Essentially, a regression plot is a scatter plot with a fitted regression line. Regression lines could be linear, quadratic, and polynomial amongst others. The example below demonstrates how to create a linear regression plot for Anscombe’s first data set. Download the anscombe.rda dataset for this example1.
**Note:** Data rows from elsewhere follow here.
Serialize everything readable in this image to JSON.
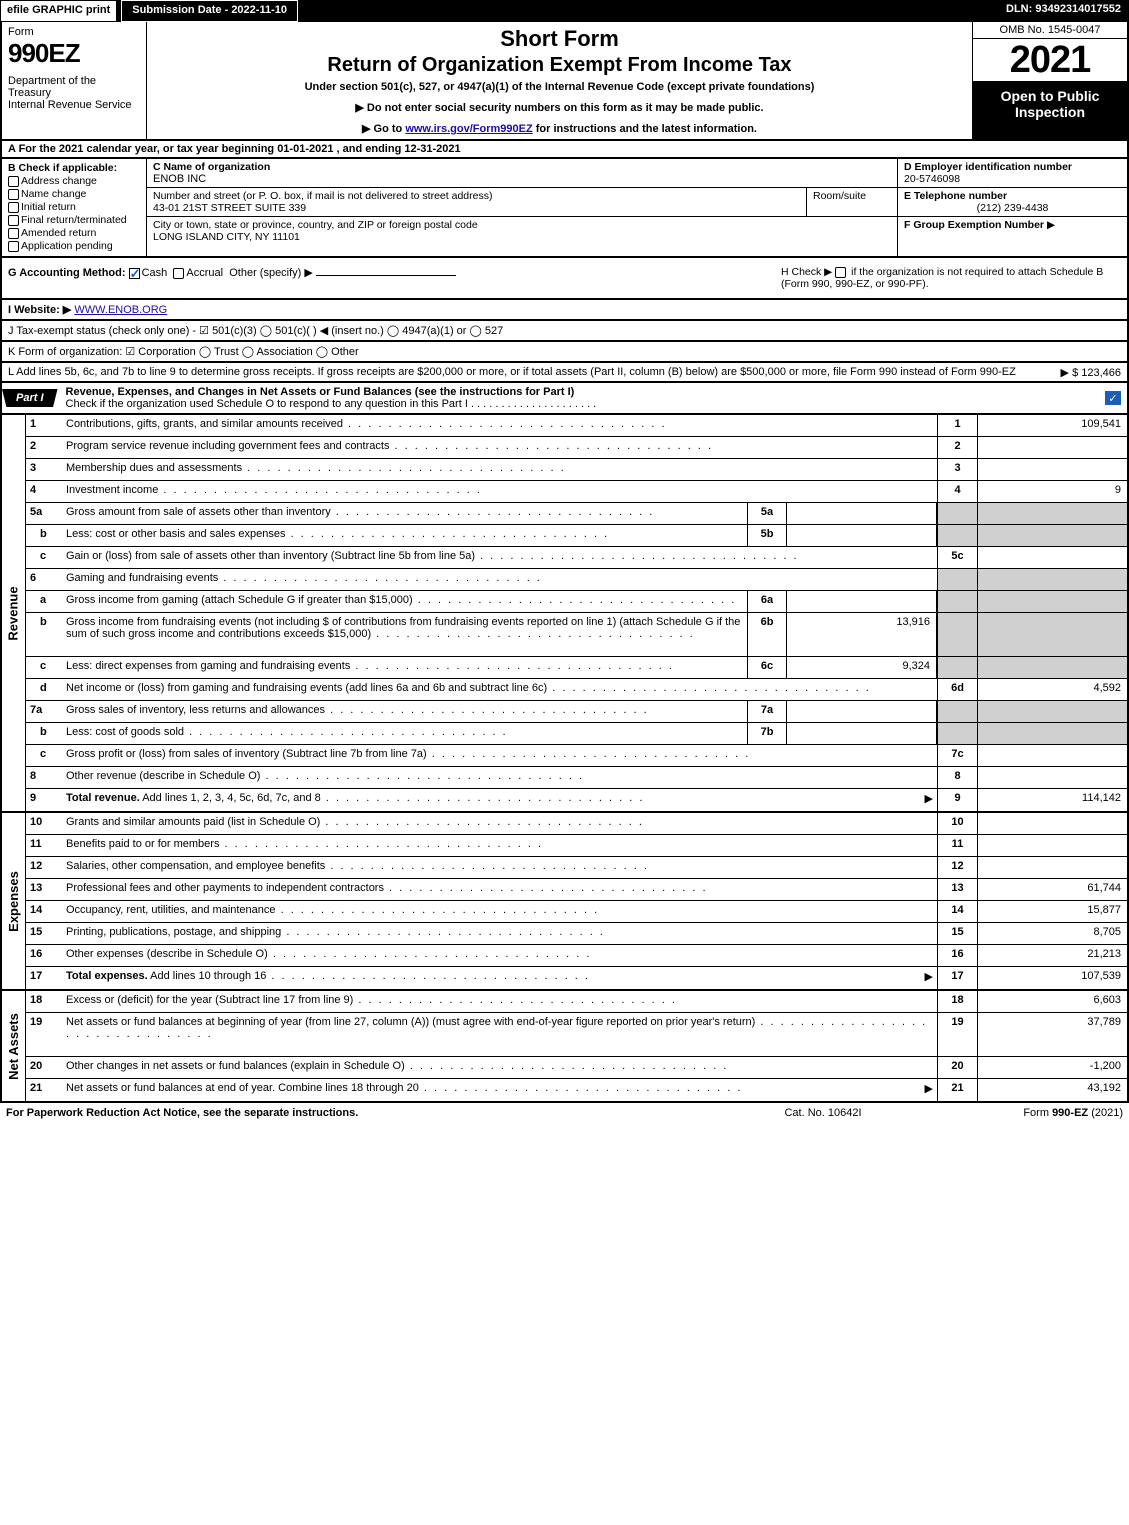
{
  "topbar": {
    "efile": "efile GRAPHIC print",
    "subdate": "Submission Date - 2022-11-10",
    "dln": "DLN: 93492314017552"
  },
  "header": {
    "form_word": "Form",
    "form_num": "990EZ",
    "dept": "Department of the Treasury\nInternal Revenue Service",
    "short": "Short Form",
    "ret": "Return of Organization Exempt From Income Tax",
    "under": "Under section 501(c), 527, or 4947(a)(1) of the Internal Revenue Code (except private foundations)",
    "note1": "▶ Do not enter social security numbers on this form as it may be made public.",
    "note2_pre": "▶ Go to ",
    "note2_link": "www.irs.gov/Form990EZ",
    "note2_post": " for instructions and the latest information.",
    "omb": "OMB No. 1545-0047",
    "year": "2021",
    "open": "Open to Public Inspection"
  },
  "rowA": "A  For the 2021 calendar year, or tax year beginning 01-01-2021 , and ending 12-31-2021",
  "B": {
    "title": "B  Check if applicable:",
    "opts": [
      "Address change",
      "Name change",
      "Initial return",
      "Final return/terminated",
      "Amended return",
      "Application pending"
    ]
  },
  "C": {
    "name_lbl": "C Name of organization",
    "name": "ENOB INC",
    "street_lbl": "Number and street (or P. O. box, if mail is not delivered to street address)",
    "street": "43-01 21ST STREET SUITE 339",
    "room_lbl": "Room/suite",
    "city_lbl": "City or town, state or province, country, and ZIP or foreign postal code",
    "city": "LONG ISLAND CITY, NY  11101"
  },
  "D": {
    "lbl": "D Employer identification number",
    "val": "20-5746098"
  },
  "E": {
    "lbl": "E Telephone number",
    "val": "(212) 239-4438"
  },
  "F": {
    "lbl": "F Group Exemption Number",
    "arrow": "▶"
  },
  "G": {
    "lbl": "G Accounting Method:",
    "cash": "Cash",
    "accrual": "Accrual",
    "other": "Other (specify) ▶"
  },
  "H": {
    "text1": "H  Check ▶",
    "text2": "if the organization is not required to attach Schedule B (Form 990, 990-EZ, or 990-PF)."
  },
  "I": {
    "lbl": "I Website: ▶",
    "val": "WWW.ENOB.ORG"
  },
  "J": "J Tax-exempt status (check only one) -  ☑ 501(c)(3)  ◯ 501(c)(  ) ◀ (insert no.)  ◯ 4947(a)(1) or  ◯ 527",
  "K": "K Form of organization:  ☑ Corporation  ◯ Trust  ◯ Association  ◯ Other",
  "L": {
    "text": "L Add lines 5b, 6c, and 7b to line 9 to determine gross receipts. If gross receipts are $200,000 or more, or if total assets (Part II, column (B) below) are $500,000 or more, file Form 990 instead of Form 990-EZ",
    "amount": "▶ $ 123,466"
  },
  "part1": {
    "tab": "Part I",
    "title": "Revenue, Expenses, and Changes in Net Assets or Fund Balances (see the instructions for Part I)",
    "sub": "Check if the organization used Schedule O to respond to any question in this Part I"
  },
  "revenue": [
    {
      "n": "1",
      "d": "Contributions, gifts, grants, and similar amounts received",
      "rn": "1",
      "rv": "109,541"
    },
    {
      "n": "2",
      "d": "Program service revenue including government fees and contracts",
      "rn": "2",
      "rv": ""
    },
    {
      "n": "3",
      "d": "Membership dues and assessments",
      "rn": "3",
      "rv": ""
    },
    {
      "n": "4",
      "d": "Investment income",
      "rn": "4",
      "rv": "9"
    },
    {
      "n": "5a",
      "d": "Gross amount from sale of assets other than inventory",
      "in": "5a",
      "iv": "",
      "grey": true
    },
    {
      "n": "b",
      "sub": true,
      "d": "Less: cost or other basis and sales expenses",
      "in": "5b",
      "iv": "",
      "grey": true
    },
    {
      "n": "c",
      "sub": true,
      "d": "Gain or (loss) from sale of assets other than inventory (Subtract line 5b from line 5a)",
      "rn": "5c",
      "rv": ""
    },
    {
      "n": "6",
      "d": "Gaming and fundraising events",
      "grey": true,
      "noval": true
    },
    {
      "n": "a",
      "sub": true,
      "d": "Gross income from gaming (attach Schedule G if greater than $15,000)",
      "in": "6a",
      "iv": "",
      "grey": true
    },
    {
      "n": "b",
      "sub": true,
      "d": "Gross income from fundraising events (not including $                    of contributions from fundraising events reported on line 1) (attach Schedule G if the sum of such gross income and contributions exceeds $15,000)",
      "in": "6b",
      "iv": "13,916",
      "grey": true,
      "tall": true
    },
    {
      "n": "c",
      "sub": true,
      "d": "Less: direct expenses from gaming and fundraising events",
      "in": "6c",
      "iv": "9,324",
      "grey": true
    },
    {
      "n": "d",
      "sub": true,
      "d": "Net income or (loss) from gaming and fundraising events (add lines 6a and 6b and subtract line 6c)",
      "rn": "6d",
      "rv": "4,592"
    },
    {
      "n": "7a",
      "d": "Gross sales of inventory, less returns and allowances",
      "in": "7a",
      "iv": "",
      "grey": true
    },
    {
      "n": "b",
      "sub": true,
      "d": "Less: cost of goods sold",
      "in": "7b",
      "iv": "",
      "grey": true
    },
    {
      "n": "c",
      "sub": true,
      "d": "Gross profit or (loss) from sales of inventory (Subtract line 7b from line 7a)",
      "rn": "7c",
      "rv": ""
    },
    {
      "n": "8",
      "d": "Other revenue (describe in Schedule O)",
      "rn": "8",
      "rv": ""
    },
    {
      "n": "9",
      "d": "Total revenue. Add lines 1, 2, 3, 4, 5c, 6d, 7c, and 8",
      "rn": "9",
      "rv": "114,142",
      "bold": true,
      "arrow": true
    }
  ],
  "expenses": [
    {
      "n": "10",
      "d": "Grants and similar amounts paid (list in Schedule O)",
      "rn": "10",
      "rv": ""
    },
    {
      "n": "11",
      "d": "Benefits paid to or for members",
      "rn": "11",
      "rv": ""
    },
    {
      "n": "12",
      "d": "Salaries, other compensation, and employee benefits",
      "rn": "12",
      "rv": ""
    },
    {
      "n": "13",
      "d": "Professional fees and other payments to independent contractors",
      "rn": "13",
      "rv": "61,744"
    },
    {
      "n": "14",
      "d": "Occupancy, rent, utilities, and maintenance",
      "rn": "14",
      "rv": "15,877"
    },
    {
      "n": "15",
      "d": "Printing, publications, postage, and shipping",
      "rn": "15",
      "rv": "8,705"
    },
    {
      "n": "16",
      "d": "Other expenses (describe in Schedule O)",
      "rn": "16",
      "rv": "21,213"
    },
    {
      "n": "17",
      "d": "Total expenses. Add lines 10 through 16",
      "rn": "17",
      "rv": "107,539",
      "bold": true,
      "arrow": true
    }
  ],
  "netassets": [
    {
      "n": "18",
      "d": "Excess or (deficit) for the year (Subtract line 17 from line 9)",
      "rn": "18",
      "rv": "6,603"
    },
    {
      "n": "19",
      "d": "Net assets or fund balances at beginning of year (from line 27, column (A)) (must agree with end-of-year figure reported on prior year's return)",
      "rn": "19",
      "rv": "37,789",
      "tall": true
    },
    {
      "n": "20",
      "d": "Other changes in net assets or fund balances (explain in Schedule O)",
      "rn": "20",
      "rv": "-1,200"
    },
    {
      "n": "21",
      "d": "Net assets or fund balances at end of year. Combine lines 18 through 20",
      "rn": "21",
      "rv": "43,192",
      "arrow": true
    }
  ],
  "sidelabels": {
    "rev": "Revenue",
    "exp": "Expenses",
    "na": "Net Assets"
  },
  "footer": {
    "l": "For Paperwork Reduction Act Notice, see the separate instructions.",
    "c": "Cat. No. 10642I",
    "r_pre": "Form ",
    "r_bold": "990-EZ",
    "r_post": " (2021)"
  }
}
Create a scatterplot as discussed:
Anscombe’s fictional data sets can be shown by:
anscombe.quartet
X1 Y1 X2 Y2 X3 Y3 X4 Y4
1 10 8.04 10 9.14 10 7.46 8 6.58
2 8 6.95 8 8.14 8 6.77 8 5.76
3 13 7.58 13 8.74 13 12.74 8 7.71
4 9 8.81 9 8.77 9 7.11 8 8.84
5 11 8.33 11 9.26 11 7.81 8 8.47
6 14 9.96 14 8.10 14 8.84 8 7.04
7 6 7.24 6 6.13 6 6.08 8 5.25
8 4 4.26 4 3.10 4 5.39 19 12.50
9 12 10.84 12 9.13 12 8.15 8 5.56
10 7 4.82 7 7.26 7 6.42 8 7.91
11 5 5.68 5 4.74 5 5.73 8 6.89
The first data set has X1 on the x -axis and Y1 on the y-axis. To create a scatterplot:
regressionplot <- ggplot(data=anscombe.quartet, aes(x = X1,y = Y1)) +
geom_point() +
ggtitle(label = "Anscombe \'s First Data Set") +
theme_bw()
The backslash \ before the ‘s is required so the quotation mark does not indicate the end of the title’s text string, but that the quotation mark is part of the title!
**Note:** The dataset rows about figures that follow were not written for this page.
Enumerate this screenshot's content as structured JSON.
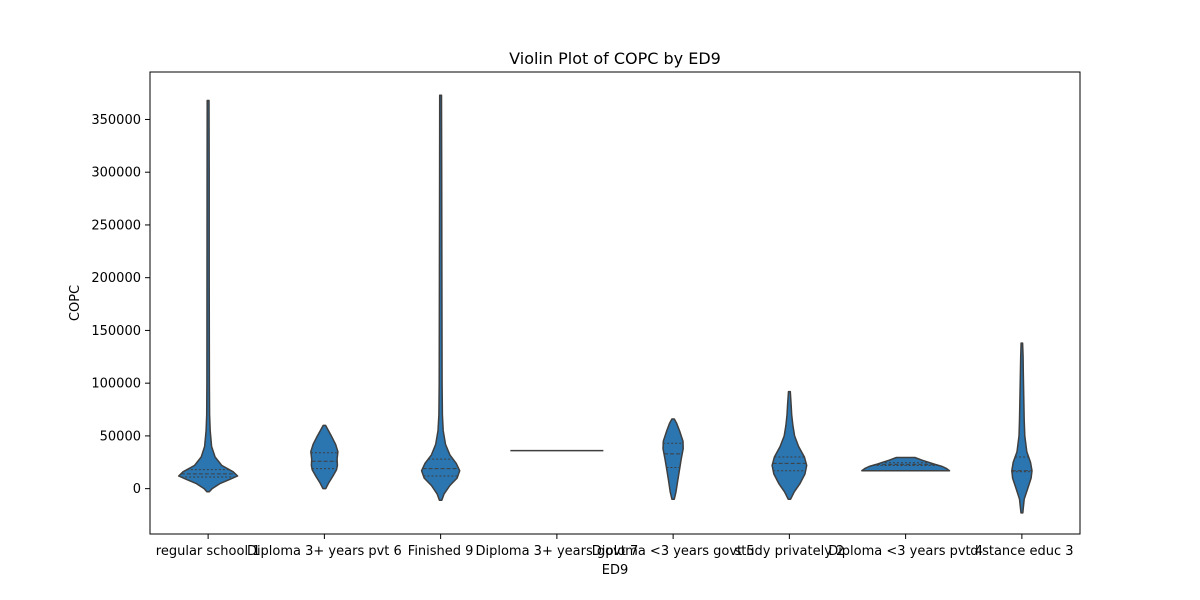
{
  "chart_data": {
    "type": "violin",
    "title": "Violin Plot of COPC by ED9",
    "xlabel": "ED9",
    "ylabel": "COPC",
    "ylim": [
      -43000,
      395000
    ],
    "yticks": [
      0,
      50000,
      100000,
      150000,
      200000,
      250000,
      300000,
      350000
    ],
    "color": "#2b75b0",
    "edge_color": "#3f3f3f",
    "inner": "quartile",
    "categories": [
      "regular school 1",
      "Diploma 3+ years pvt 6",
      "Finished 9",
      "Diploma 3+ years govt 7",
      "Diploma <3 years govt 5",
      "study privately 2",
      "Diploma <3 years pvt 4",
      "distance educ 3"
    ],
    "violins": [
      {
        "min": -3000,
        "max": 368000,
        "q1": 11000,
        "median": 14000,
        "q3": 18000,
        "profile": [
          [
            -3000,
            0.02
          ],
          [
            0,
            0.12
          ],
          [
            5000,
            0.4
          ],
          [
            9000,
            0.75
          ],
          [
            12000,
            1.0
          ],
          [
            16000,
            0.85
          ],
          [
            22000,
            0.45
          ],
          [
            30000,
            0.22
          ],
          [
            40000,
            0.1
          ],
          [
            55000,
            0.05
          ],
          [
            70000,
            0.03
          ],
          [
            100000,
            0.022
          ],
          [
            200000,
            0.018
          ],
          [
            300000,
            0.015
          ],
          [
            368000,
            0.01
          ]
        ]
      },
      {
        "min": 0,
        "max": 60000,
        "q1": 19000,
        "median": 26000,
        "q3": 34000,
        "profile": [
          [
            0,
            0.03
          ],
          [
            5000,
            0.12
          ],
          [
            12000,
            0.28
          ],
          [
            18000,
            0.4
          ],
          [
            22000,
            0.43
          ],
          [
            28000,
            0.42
          ],
          [
            35000,
            0.45
          ],
          [
            42000,
            0.37
          ],
          [
            50000,
            0.22
          ],
          [
            56000,
            0.1
          ],
          [
            60000,
            0.02
          ]
        ]
      },
      {
        "min": -11000,
        "max": 373000,
        "q1": 12000,
        "median": 19000,
        "q3": 28000,
        "profile": [
          [
            -11000,
            0.02
          ],
          [
            -5000,
            0.1
          ],
          [
            3000,
            0.3
          ],
          [
            10000,
            0.55
          ],
          [
            17000,
            0.64
          ],
          [
            24000,
            0.52
          ],
          [
            32000,
            0.3
          ],
          [
            42000,
            0.15
          ],
          [
            55000,
            0.07
          ],
          [
            70000,
            0.04
          ],
          [
            100000,
            0.03
          ],
          [
            200000,
            0.022
          ],
          [
            300000,
            0.016
          ],
          [
            373000,
            0.01
          ]
        ]
      },
      {
        "min": 36000,
        "max": 36000,
        "q1": 36000,
        "median": 36000,
        "q3": 36000,
        "profile": [
          [
            36000,
            2.9
          ],
          [
            36000,
            2.9
          ]
        ]
      },
      {
        "min": -10000,
        "max": 66000,
        "q1": 20000,
        "median": 33000,
        "q3": 43000,
        "profile": [
          [
            -10000,
            0.02
          ],
          [
            -3000,
            0.08
          ],
          [
            8000,
            0.14
          ],
          [
            18000,
            0.2
          ],
          [
            28000,
            0.26
          ],
          [
            38000,
            0.33
          ],
          [
            45000,
            0.32
          ],
          [
            55000,
            0.2
          ],
          [
            62000,
            0.1
          ],
          [
            66000,
            0.02
          ]
        ]
      },
      {
        "min": -10000,
        "max": 92000,
        "q1": 17000,
        "median": 24000,
        "q3": 30000,
        "profile": [
          [
            -10000,
            0.02
          ],
          [
            -3000,
            0.15
          ],
          [
            5000,
            0.35
          ],
          [
            14000,
            0.52
          ],
          [
            22000,
            0.58
          ],
          [
            30000,
            0.5
          ],
          [
            40000,
            0.3
          ],
          [
            50000,
            0.16
          ],
          [
            60000,
            0.1
          ],
          [
            70000,
            0.06
          ],
          [
            80000,
            0.04
          ],
          [
            92000,
            0.01
          ]
        ]
      },
      {
        "min": 17000,
        "max": 29500,
        "q1": 22000,
        "median": 23000,
        "q3": 24500,
        "profile": [
          [
            17000,
            1.55
          ],
          [
            19000,
            1.4
          ],
          [
            21000,
            1.25
          ],
          [
            23000,
            1.0
          ],
          [
            25000,
            0.78
          ],
          [
            27000,
            0.55
          ],
          [
            29500,
            0.3
          ]
        ]
      },
      {
        "min": -23000,
        "max": 138000,
        "q1": 16000,
        "median": 17000,
        "q3": 30000,
        "profile": [
          [
            -23000,
            0.01
          ],
          [
            -10000,
            0.06
          ],
          [
            0,
            0.18
          ],
          [
            10000,
            0.3
          ],
          [
            17000,
            0.33
          ],
          [
            25000,
            0.28
          ],
          [
            35000,
            0.15
          ],
          [
            50000,
            0.08
          ],
          [
            65000,
            0.06
          ],
          [
            80000,
            0.05
          ],
          [
            95000,
            0.04
          ],
          [
            110000,
            0.03
          ],
          [
            125000,
            0.02
          ],
          [
            138000,
            0.005
          ]
        ]
      }
    ]
  }
}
To add a regression line with a 95% confidence interval:
regressionplot <- regressionplot +
geom_smooth(aes(x=X1, y=Y1), data=anscombe.quartet, method = 'lm')
regressionplot
Will show the plot:

Or without a 95% confidence interval:
regressionplot2 <- ggplot(data=anscombe.quartet, aes(x = X1,y = Y1)) +
geom_point() +
geom_smooth(method = 'lm', se = FALSE) +
ggtitle(label = "Anscombe \'s First Data Set") +
theme_bw()
regressionplot2
Will show the plot:

It is customary to put the independent (explanatory or predictor) variable on the x-axis (abscissa) and the dependent (response or outcome) variable on the y-axis (ordinate). However, it is not always clear which variable is dependent and which independent.